If the series limit frequency of the Lyman series is $$V_L$$, then the series limit frequency of the Pfund series is:

For hydrogen-like atoms, the frequency of any spectral line is given by the Rydberg relation

$$\nu \;=\; R_{\!H}c\left(\dfrac{1}{n_f^{\,2}}-\dfrac{1}{n_i^{\,2}}\right)$$

where $$R_{\!H}$$ is the Rydberg constant for hydrogen, $$c$$ is the speed of light, $$n_f$$ is the principal quantum number of the lower (final) orbit, and $$n_i$$ is that of the higher (initial) orbit with $$n_i > n_f$$.
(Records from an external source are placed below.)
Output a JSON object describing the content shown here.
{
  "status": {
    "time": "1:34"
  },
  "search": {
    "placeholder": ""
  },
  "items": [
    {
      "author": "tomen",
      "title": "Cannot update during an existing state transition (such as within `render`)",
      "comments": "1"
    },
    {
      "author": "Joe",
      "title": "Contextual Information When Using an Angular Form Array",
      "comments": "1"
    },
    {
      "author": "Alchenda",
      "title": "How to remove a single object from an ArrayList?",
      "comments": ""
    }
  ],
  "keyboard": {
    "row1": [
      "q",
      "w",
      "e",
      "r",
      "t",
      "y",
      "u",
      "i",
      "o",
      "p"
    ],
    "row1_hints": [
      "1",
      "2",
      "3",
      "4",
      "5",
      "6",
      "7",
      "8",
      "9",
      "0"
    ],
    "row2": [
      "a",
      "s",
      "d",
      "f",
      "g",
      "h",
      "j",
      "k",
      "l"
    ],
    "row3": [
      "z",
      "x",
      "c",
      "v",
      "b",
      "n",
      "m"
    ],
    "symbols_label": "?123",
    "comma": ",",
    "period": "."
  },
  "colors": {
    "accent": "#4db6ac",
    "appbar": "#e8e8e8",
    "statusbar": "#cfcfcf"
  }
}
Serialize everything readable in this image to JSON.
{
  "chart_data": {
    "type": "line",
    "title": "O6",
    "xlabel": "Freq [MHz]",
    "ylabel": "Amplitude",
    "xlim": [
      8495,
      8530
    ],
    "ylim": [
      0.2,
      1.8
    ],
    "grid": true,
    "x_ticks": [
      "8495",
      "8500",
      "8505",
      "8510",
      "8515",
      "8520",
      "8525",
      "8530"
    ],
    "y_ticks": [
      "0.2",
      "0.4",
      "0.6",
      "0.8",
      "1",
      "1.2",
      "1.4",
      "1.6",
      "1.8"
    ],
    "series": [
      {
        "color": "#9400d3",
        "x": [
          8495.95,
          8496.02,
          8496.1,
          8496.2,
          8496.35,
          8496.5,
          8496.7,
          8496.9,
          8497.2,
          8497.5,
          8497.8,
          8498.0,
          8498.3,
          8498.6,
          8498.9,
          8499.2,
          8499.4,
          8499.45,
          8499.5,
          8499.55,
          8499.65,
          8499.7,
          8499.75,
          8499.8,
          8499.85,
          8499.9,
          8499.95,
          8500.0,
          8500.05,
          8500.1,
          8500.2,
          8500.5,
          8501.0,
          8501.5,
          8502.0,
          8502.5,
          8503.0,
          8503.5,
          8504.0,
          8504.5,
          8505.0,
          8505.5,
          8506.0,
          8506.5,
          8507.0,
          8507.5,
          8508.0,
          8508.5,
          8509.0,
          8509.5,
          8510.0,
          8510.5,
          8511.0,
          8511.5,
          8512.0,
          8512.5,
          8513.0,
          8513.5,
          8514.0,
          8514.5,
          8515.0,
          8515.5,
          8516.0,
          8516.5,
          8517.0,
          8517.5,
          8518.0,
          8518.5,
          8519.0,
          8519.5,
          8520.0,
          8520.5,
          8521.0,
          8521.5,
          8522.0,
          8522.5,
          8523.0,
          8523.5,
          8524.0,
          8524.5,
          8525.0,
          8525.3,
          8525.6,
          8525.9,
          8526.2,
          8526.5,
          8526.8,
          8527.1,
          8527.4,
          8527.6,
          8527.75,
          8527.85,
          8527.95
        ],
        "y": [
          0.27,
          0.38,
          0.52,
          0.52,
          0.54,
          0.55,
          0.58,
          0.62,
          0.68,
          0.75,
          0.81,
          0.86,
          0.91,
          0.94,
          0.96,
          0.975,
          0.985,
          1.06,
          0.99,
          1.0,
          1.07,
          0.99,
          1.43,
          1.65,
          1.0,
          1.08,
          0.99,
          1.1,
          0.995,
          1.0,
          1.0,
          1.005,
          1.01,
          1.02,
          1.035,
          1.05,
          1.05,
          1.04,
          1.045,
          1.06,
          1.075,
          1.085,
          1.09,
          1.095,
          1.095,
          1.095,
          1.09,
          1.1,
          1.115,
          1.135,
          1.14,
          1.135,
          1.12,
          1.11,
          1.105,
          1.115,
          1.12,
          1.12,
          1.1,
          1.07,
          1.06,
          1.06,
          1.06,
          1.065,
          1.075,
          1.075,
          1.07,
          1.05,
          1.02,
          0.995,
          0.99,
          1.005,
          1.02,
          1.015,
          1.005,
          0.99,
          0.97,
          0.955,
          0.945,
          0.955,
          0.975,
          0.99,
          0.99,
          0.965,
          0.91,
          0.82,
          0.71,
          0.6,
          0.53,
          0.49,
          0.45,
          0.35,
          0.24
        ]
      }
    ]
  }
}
Now, the series limit of any spectral series corresponds to the transition in which the electron starts from $$n_i=\infty$$ and falls to the fixed lower level $$n_f$$ of that series. In that case $$\dfrac{1}{n_i^{\,2}}\to 0$$, so the formula simplifies to

$$\nu_{\text{limit}} \;=\; R_{\!H}c\left(\dfrac{1}{n_f^{\,2}}-0\right) \;=\; \dfrac{R_{\!H}c}{n_f^{\,2}}.$$

We are first told that the series limit frequency of the Lyman series is $$V_L$$. The Lyman series has $$n_f = 1$$. Substituting $$n_f = 1$$ in the above simplified expression, we indeed get

$$V_L \;=\; \dfrac{R_{\!H}c}{1^{2}} \;=\; R_{\!H}c.$$

Next, we need the series limit frequency of the Pfund series. The Pfund series corresponds to transitions that end at $$n_f = 5$$. Using the same formula with $$n_f = 5$$, we obtain

$$\nu_{\text{Pfund\;limit}} \;=\; \dfrac{R_{\!H}c}{5^{2}} \;=\; \dfrac{R_{\!H}c}{25}.$$

But from the earlier step we already have $$R_{\!H}c = V_L$$, so substituting this value we get

$$\nu_{\text{Pfund\;limit}} \;=\; \dfrac{V_L}{25}.$$

Hence, the correct answer is Option A.